Call the recruiter
Wherever possible, I recommend that you speak to the recruiter before responding to a job ad, with one proviso – that you use the call to inquire about information that’s not in the ad or available in the public domain.
A pre-application conversation gives you the chance to learn more about the position, which helps you to customise your resume and position yourself as a potential candidate for the role.
But beware! The moment you initiate that conversation, you are being screened, and however informal the discussion seems, the interview has begun. Everything you say, and how your approach the call is being noted.
A good recruiter will take advantage of that call to decide if you sound like a good fit for the position, and should be considered for an interview.
Finally, use this call to determine if the advertised job actually exists or the recruiter is scouting for talent to build a database.

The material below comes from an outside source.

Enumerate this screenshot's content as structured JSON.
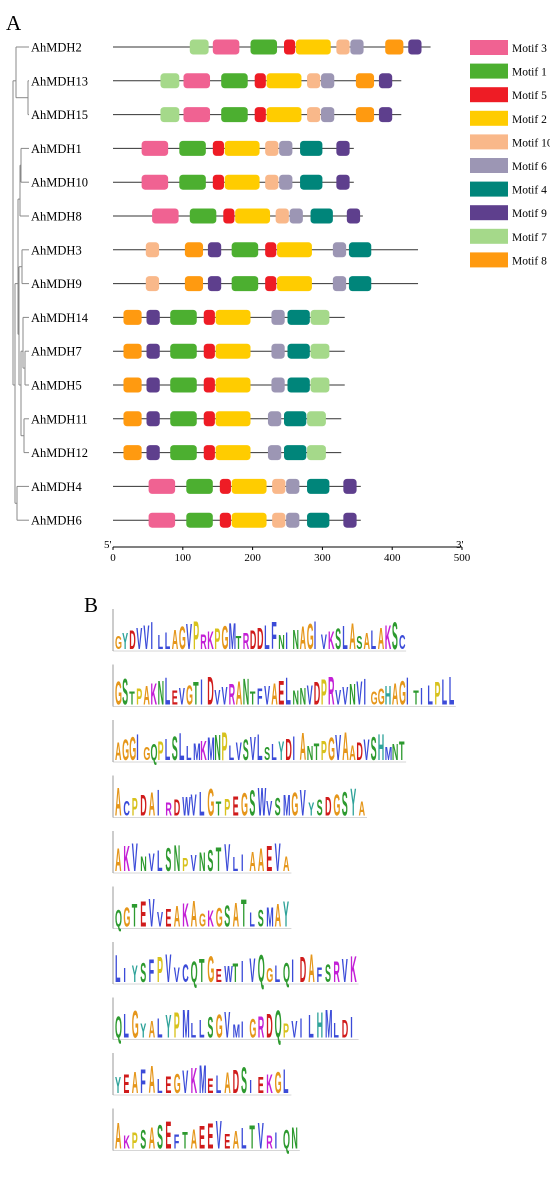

If it does, you can decide if the role is worth pursuing, which can save a lot of time, energy and heartache.
Before you call a recruiter or submit a job application, I recommend that you take time to develop a resume which helps the recruiter to do their job, and leaves them with a good impression of you and your ‘personal brand’.
While there are many opinions about the format and length of a resume, and applicant tracking systems to consider, an experienced recruiter can spend just 20 seconds reviewing and assessing your resume.
Here are 7 things to consider before emailing your resume to a recruiter:
- Do I need to learn more about the job requirements or the needs of the organisation?
- Do I meet at least 70% of the selection criteria?
- What key words and phrases are used in the position description?
- Can I enhance my resume for the applicant tracking system?
- Have I made it clear how I differentiate myself from other similar candidates?
- Does my resume clearly show how I can perform the role and add value to the organisation?
- Have I followed the application instructions specified in the ad?